Scrunch recommends tracking citation consistency—the percentage of AI responses that have cited a source—to identify the types of pages AI is most likely to cite in a category.
Additional context: Citation consistency is calculated by dividing the number of responses that have cited a source by the total number of responses.

For example, imagine a Scrunch user at a project management software company wants to understand which pages AI platforms cite most often for prompts like, "What's the best project management tool for remote teams?"
Step 1: Check citation consistency
The user opens the Citations tab in Scrunch to view citation consistency for URLs across their tracked topics.
Step 2: Review high-performing sources
The user reviews sources with high citation consistency to understand why the content performs well. For example, a competitor's page cited in 70% of responses might feature structured comparison tables, clear use-case headers, and detailed pricing information that AI platforms find easy to reference.
Step 3: Prioritize using Influence Score
Scrunch's Influence Score helps the user identify which cited sources are most impactful for business-relevant prompts. Influence Score is calculated by multiplying the percentage of responses that have cited a source by the unique number of prompts.

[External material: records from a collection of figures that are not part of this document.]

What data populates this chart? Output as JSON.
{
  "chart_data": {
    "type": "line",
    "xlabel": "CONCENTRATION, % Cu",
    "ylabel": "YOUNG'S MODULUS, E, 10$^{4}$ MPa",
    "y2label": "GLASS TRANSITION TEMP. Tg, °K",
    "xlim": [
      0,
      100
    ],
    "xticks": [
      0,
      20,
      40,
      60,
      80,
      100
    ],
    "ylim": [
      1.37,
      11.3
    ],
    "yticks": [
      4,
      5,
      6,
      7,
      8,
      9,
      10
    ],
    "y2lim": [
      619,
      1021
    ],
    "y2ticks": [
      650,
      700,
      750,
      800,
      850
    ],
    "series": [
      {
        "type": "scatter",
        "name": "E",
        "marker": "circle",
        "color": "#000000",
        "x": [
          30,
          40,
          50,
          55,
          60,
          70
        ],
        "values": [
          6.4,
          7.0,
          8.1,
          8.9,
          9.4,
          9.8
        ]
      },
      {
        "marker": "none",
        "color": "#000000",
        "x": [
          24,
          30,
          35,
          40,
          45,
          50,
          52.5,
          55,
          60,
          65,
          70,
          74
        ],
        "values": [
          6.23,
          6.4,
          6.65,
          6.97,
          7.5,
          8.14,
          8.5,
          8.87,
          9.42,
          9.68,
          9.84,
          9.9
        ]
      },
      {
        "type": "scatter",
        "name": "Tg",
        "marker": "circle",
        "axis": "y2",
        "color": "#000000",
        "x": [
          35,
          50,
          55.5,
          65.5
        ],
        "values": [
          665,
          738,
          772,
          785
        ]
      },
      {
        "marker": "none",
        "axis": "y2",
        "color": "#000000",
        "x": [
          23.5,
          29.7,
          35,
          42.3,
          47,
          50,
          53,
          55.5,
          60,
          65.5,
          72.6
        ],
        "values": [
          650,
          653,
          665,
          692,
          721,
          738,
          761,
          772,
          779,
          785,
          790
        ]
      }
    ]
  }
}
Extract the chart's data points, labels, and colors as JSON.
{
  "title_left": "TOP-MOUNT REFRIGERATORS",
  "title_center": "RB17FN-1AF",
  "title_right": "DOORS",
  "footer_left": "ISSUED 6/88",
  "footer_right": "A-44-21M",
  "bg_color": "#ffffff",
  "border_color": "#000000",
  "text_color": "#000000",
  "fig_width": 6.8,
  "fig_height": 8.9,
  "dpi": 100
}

Scrunch recommends weighing impact versus effort when deciding whether to replace an existing cited source. Determine whether replacing the cited source is worth the time and resources for that specific prompt.
If it is, start with “easy-to-beat” sources, like pages that are light on substance or that have obvious discrepancies between the content of the page and its title and description.
Scrunch recommends tracking brand presence, citations, referral traffic, AI agent traffic, and share of voice versus competitors as key performance indicators.
Scrunch recommends monitoring AI search trend data like brand mentions and citations consistently over 2-3 week periods to identify real trends versus one-off changes.
Scrunch recommends estimating how many prompts to track for AI search using the following approach: X [# of topic clusters] x Y [12-15 questions related to each topic cluster] = Z [# of AI search prompts to track]. The primary goal is to get a representative sampling of data across all customer journey stages via a mix of branded and non-branded prompts.